NEW YORK (Reuters) – A U.S. judge on Tuesday reluctantly approved a $285 million fraud settlement between Citigroup Inc (C.N) and the U.S. Securities and Exchange Commission, two months after an appeals court voided his decision to reject it as inadequate.
U.S. District Judge Jed Rakoff said he had little choice but to approve the deal, which did not require the bank to admit to any wrongdoing. But he said he feared the 2nd U.S. Circuit Court of Appeals’ decision would rob such settlements of any “meaningful oversight.”
“That court has now fixed the menu, leaving this court with nothing but sour grapes,” he wrote in a brief opinion outlining his disappointment.
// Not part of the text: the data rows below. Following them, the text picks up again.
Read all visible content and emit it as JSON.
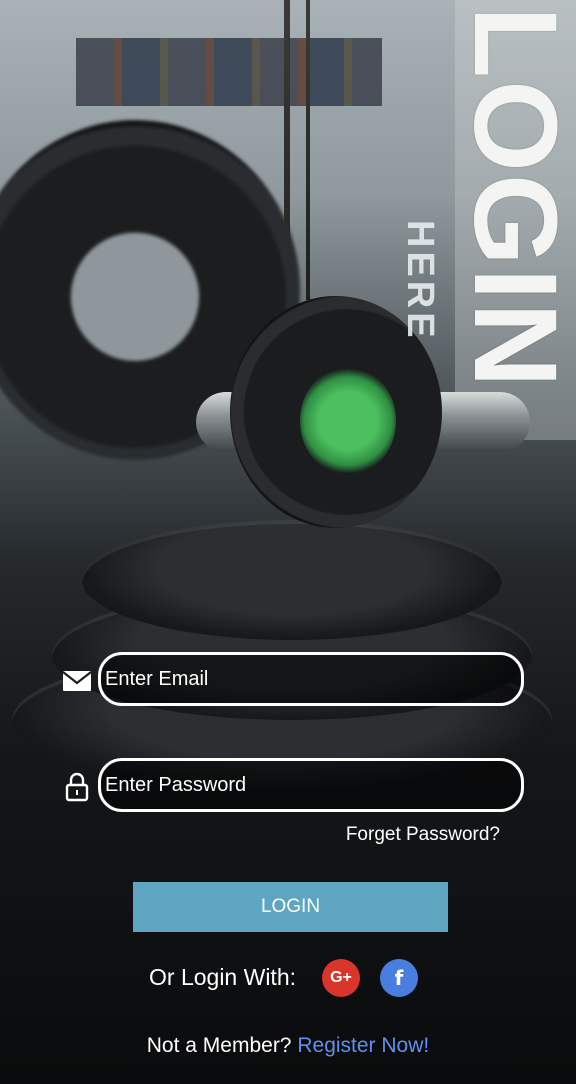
{
  "background": {
    "headline": "LOGIN",
    "subline": "HERE"
  },
  "form": {
    "email_placeholder": "Enter Email",
    "password_placeholder": "Enter Password",
    "email_icon": "mail-icon",
    "password_icon": "lock-icon"
  },
  "links": {
    "forget_password": "Forget Password?"
  },
  "buttons": {
    "login": "LOGIN"
  },
  "social": {
    "label": "Or Login With:",
    "google_label": "G+",
    "facebook_label": "f"
  },
  "footer": {
    "not_member": "Not a Member?",
    "register": "Register Now!"
  },
  "colors": {
    "login_button": "#5ea5c2",
    "google": "#d9352b",
    "facebook": "#4a7de0",
    "register_link": "#5e90ef"
  }
}
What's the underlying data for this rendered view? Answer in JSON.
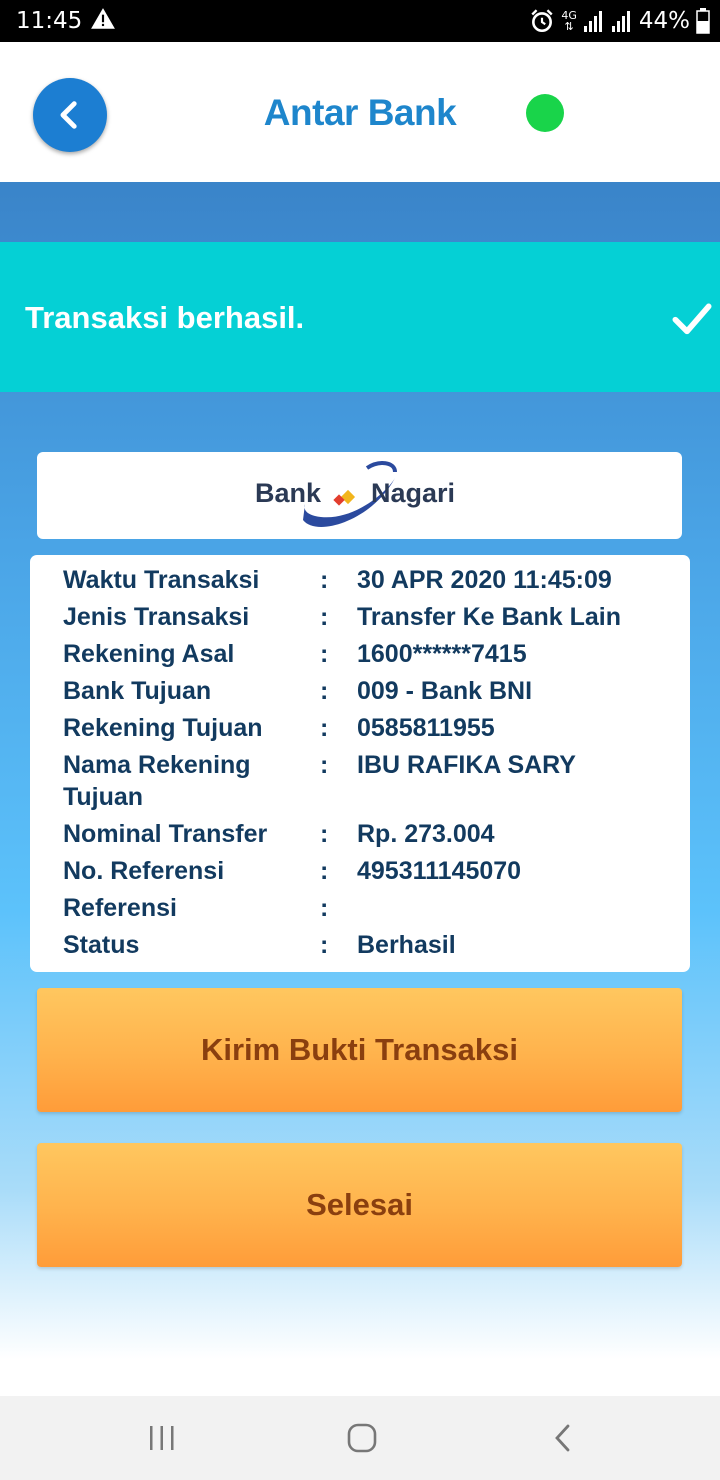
{
  "status_bar": {
    "time": "11:45",
    "network": "4G",
    "battery": "44%"
  },
  "header": {
    "title": "Antar Bank",
    "back_icon": "chevron-left-icon",
    "status_color": "#19d44a"
  },
  "banner": {
    "message": "Transaksi berhasil.",
    "icon": "check-icon",
    "color": "#05d0d5"
  },
  "logo": {
    "left_text": "Bank",
    "right_text": "Nagari"
  },
  "details": [
    {
      "label": "Waktu Transaksi",
      "sep": ":",
      "value": "30 APR 2020 11:45:09"
    },
    {
      "label": "Jenis Transaksi",
      "sep": ":",
      "value": "Transfer Ke Bank Lain"
    },
    {
      "label": "Rekening Asal",
      "sep": ":",
      "value": "1600******7415"
    },
    {
      "label": "Bank Tujuan",
      "sep": ":",
      "value": "009 - Bank BNI"
    },
    {
      "label": "Rekening Tujuan",
      "sep": ":",
      "value": "0585811955"
    },
    {
      "label": "Nama Rekening Tujuan",
      "sep": ":",
      "value": "IBU RAFIKA  SARY"
    },
    {
      "label": "Nominal Transfer",
      "sep": ":",
      "value": "Rp. 273.004"
    },
    {
      "label": "No. Referensi",
      "sep": ":",
      "value": "495311145070"
    },
    {
      "label": "Referensi",
      "sep": ":",
      "value": ""
    },
    {
      "label": "Status",
      "sep": ":",
      "value": "Berhasil"
    }
  ],
  "actions": {
    "send_proof": "Kirim Bukti Transaksi",
    "done": "Selesai"
  },
  "nav": {
    "recents_icon": "recents-icon",
    "home_icon": "home-icon",
    "back_icon": "back-icon"
  }
}
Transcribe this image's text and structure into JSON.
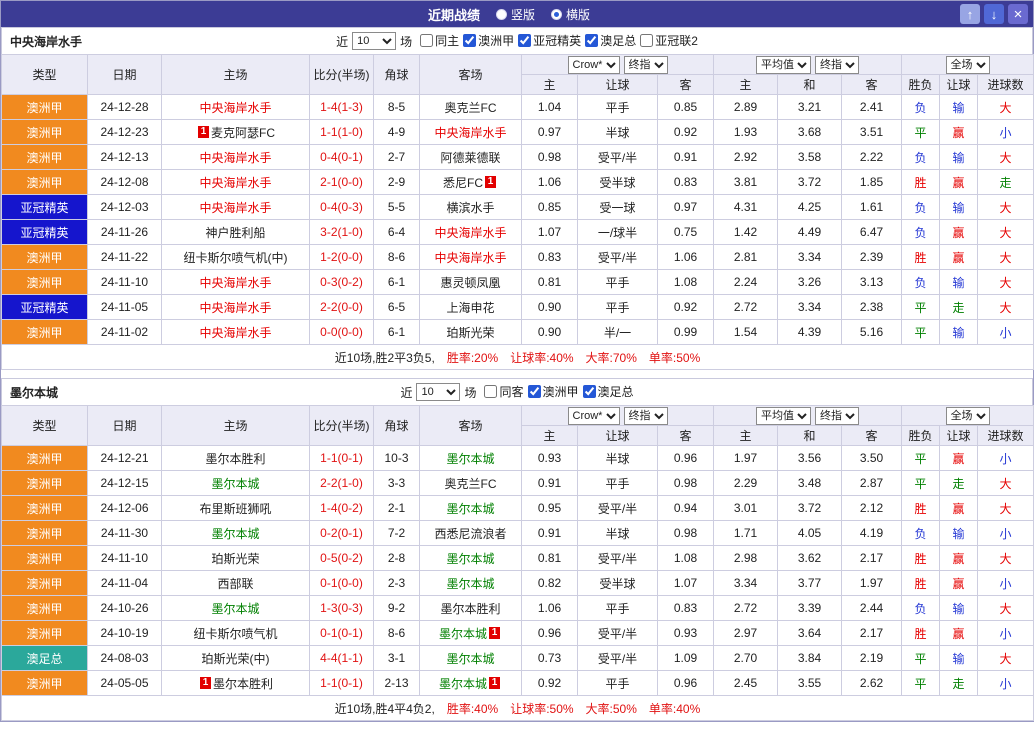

Rakoff had objected to the SEC’s decades-old practice of letting some corporate defendants settle allegations without admitting or denying the charges, a decision that is credited with altering the public debate over such deals.
Last June, SEC Chair Mary Jo White, a former federal prosecutor, adopted a policy of requiring admissions in certain major cases, citing the need for more public accountability.
The 2nd Circuit in June ruled that Rakoff had abused his discretion in rebuffing the settlement in November 2011, finding he had failed to give enough deference to the regulator.
The appeals court said Rakoff was wrong to require the SEC to show the “truth” of its allegations. Such fact-finding is left for trials, while “consent decrees are primarily about pragmatism,” Circuit Judge Rosemary Pooler wrote for the court.
The SEC complaint against Citigroup concerned a 2007 sale of mortgage-linked securities debt that caused more than $700 million of investor losses.
In his opinion on Tuesday, Rakoff characterized the standard set forth by the 2nd Circuit for approving settlements to be “very modest” and warned that it left judges with little role.
“This court fears that, as a result of the Court of Appeal’s decision, the settlements reached by governmental regulatory bodies and enforced by the judiciary’s contempt powers will in practice be subject to no meaningful oversight whatsoever,” he said.
A spokeswoman for Citigroup declined to comment. But SEC Enforcement Division Director Andrew Ceresney said the settlement “holds Citigroup accountable, deprives the firm of its ill-gotten gains, and provides $285 million for harmed investors.”
The appeals court decision was seen among legal experts as a victory for the SEC, even as they emphasized the impact Rakoff’s ruling had on public opinion and the agency’s enforcement policies.
The iconoclastic Rakoff has questioned the SEC in the past; in 2009, he rejected as too lenient the regulator’s original accord with Bank of America Corp over the bank’s purchase of Merrill Lynch.
In recent years, he also has publicly criticized U.S. prosecutors for failing to hold Wall Street executives accountable for the financial crisis.
Under White, the SEC has extracted several admissions of wrongdoing, including from JPMorgan Chase & Co (JPM.N) over its $6.2 billion trading loss in London, and from billionaire Philip Falcone over transactions at his hedge fund.
In 2012, under White’s predecessor Mary Schapiro, the SEC decided to stop allowing settling defendants to neither admit nor deny charges when they acknowledge guilt in related U.S. Department of Justice criminal cases.
The case is U.S. Securities and Exchange Commission v. Citigroup Global Markets Inc., U.S. District Court for the Southern District of New York, No. 11-cv-7387.